1. Otopsi ternyata mesti temenan sama formalin. Gw tau mayat itu mesti dibalurin formalin biar awet. Tapi gw nggak ngira formalin itu sebau itu! Baunya nggak mau ilang dan uapnya pedih. Huh, masih mending ngupas bawang merah setumpuk deh.

2. Permintaan otopsi terjadi kapan aja, termasuk malem-malem saat dokter mestinya tidur. Sebut aja gw irasional, tapi gw sebel kalau gw lagi enak-enak molor dan tiba-tiba gw dibangunin buat disuruh meriksa orang mati.

3. Sedikit orang Indonesia yang minta diperiksa DNA anaknya. Jadi kurang seru, gitu lho.

4. Menggali kuburan itu seru. Tapi nggak seru kalau pekuburannya panas dan nggak ada pohonnya buat berteduh. Kok kemayu banget kalau Bu Dokter mimpin penggalian kuburan sambil pakai payung cuman gara-gara takut item!

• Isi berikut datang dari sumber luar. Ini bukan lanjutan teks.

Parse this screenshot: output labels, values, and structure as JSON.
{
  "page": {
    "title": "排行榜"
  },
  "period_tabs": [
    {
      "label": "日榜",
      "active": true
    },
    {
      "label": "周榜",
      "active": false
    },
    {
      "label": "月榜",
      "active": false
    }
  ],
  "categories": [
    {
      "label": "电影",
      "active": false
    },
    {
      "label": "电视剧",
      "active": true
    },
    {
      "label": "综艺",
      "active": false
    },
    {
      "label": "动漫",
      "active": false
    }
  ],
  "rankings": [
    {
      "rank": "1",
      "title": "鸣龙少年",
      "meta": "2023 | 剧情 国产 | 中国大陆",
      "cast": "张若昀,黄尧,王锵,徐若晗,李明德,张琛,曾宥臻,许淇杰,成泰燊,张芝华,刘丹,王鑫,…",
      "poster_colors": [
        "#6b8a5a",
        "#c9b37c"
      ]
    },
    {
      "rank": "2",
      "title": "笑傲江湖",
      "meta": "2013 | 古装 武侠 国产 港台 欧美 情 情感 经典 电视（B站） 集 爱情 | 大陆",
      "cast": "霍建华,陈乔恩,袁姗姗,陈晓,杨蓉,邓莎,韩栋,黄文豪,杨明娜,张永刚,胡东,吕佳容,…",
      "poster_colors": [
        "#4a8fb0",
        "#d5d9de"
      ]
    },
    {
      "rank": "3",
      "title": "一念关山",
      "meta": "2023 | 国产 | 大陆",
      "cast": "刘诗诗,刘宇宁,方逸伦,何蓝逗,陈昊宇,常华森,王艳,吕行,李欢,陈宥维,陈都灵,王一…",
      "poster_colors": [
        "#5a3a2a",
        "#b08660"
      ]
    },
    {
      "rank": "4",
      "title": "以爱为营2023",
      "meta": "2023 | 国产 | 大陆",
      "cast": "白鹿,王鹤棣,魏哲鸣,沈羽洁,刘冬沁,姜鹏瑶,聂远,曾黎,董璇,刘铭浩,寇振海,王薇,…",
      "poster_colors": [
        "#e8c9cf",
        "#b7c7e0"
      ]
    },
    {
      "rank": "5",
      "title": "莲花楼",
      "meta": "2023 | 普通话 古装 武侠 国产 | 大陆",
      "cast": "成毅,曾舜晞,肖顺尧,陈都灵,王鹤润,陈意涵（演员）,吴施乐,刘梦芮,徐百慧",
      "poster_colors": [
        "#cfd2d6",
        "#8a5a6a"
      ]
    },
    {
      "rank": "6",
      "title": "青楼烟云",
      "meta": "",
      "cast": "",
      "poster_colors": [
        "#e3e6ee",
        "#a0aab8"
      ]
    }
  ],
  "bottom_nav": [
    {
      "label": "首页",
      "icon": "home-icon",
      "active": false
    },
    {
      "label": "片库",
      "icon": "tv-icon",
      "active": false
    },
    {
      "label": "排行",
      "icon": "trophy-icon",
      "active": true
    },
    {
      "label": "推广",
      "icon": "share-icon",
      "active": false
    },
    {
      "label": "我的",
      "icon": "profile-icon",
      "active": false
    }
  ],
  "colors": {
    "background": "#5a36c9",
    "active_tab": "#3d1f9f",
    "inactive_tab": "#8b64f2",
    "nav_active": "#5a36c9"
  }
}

5. Nggak ada ceritanya gw ikut dosen forensik gw ke TKP pembunuhan. Di negara kita, mayat pembunuhan ditemukan di TKP, digotong polisi dulu ke rumah sakit, baru otopsinya belakangan. Padahal kalau dokter forensiknya diundang sendiri ke TKP saat mayatnya masih tergeletak, akan banyak sekali petunjuk perkara yang bisa ditarik di situ.

Tapi dari semua itu, yang jadi perhatian gw adalah kenyataan bahwa dokter forensik sering banget dipanggil oleh kepolisian. Permintaan otopsi biasanya dateng dari polisi yang minta keterangan apakah korban pembunuhan itu dibunuh dengan sengaja atau memang bunuh diri, dibunuh dari jarak dekat atau jarak jauh, pokoknya kayak gitu deh. Sama sekali bukan masalah kalau tugas dokter hanya cerita apa adanya. Tapi jadi nyebelin kalau kita ditowel oleh oknum-oknum siyalan yang request-nya jelek-jelek, misalnya:
1. "Dok, jangan ditulisin ya kalau pelurunya 9 mm."
2. "Dok, jangan ditulis kalau korban ditembak dari jarak jauh."
3. "Dok, jangan ditulis kalau lengan korban yang megangin pistol ke kepalanya itu, nggak kaku."
4. "Dok, jangan ditulis kalau luka tembaknya sebenarnya ada dua."
5. "Dok, anaknya sekolah di SD Ibu Pertiwi, kan? Nurut aja sama permintaan kami ya."

Gw nggak kepingin lagi jadi dokter forensik. Gw sangat salut kepada kolega-kolega gw yang mau jadi dokter forensik, coz mereka bersedia jadi saksi kunci untuk kasus-kasus hukum pidana yang njelimet. Mudah-mudahan mereka nggak diteror oleh mafia-mafia jahat yang takut mereka ngomong jujur. Karena, dokter itu, harus berkata apa adanya.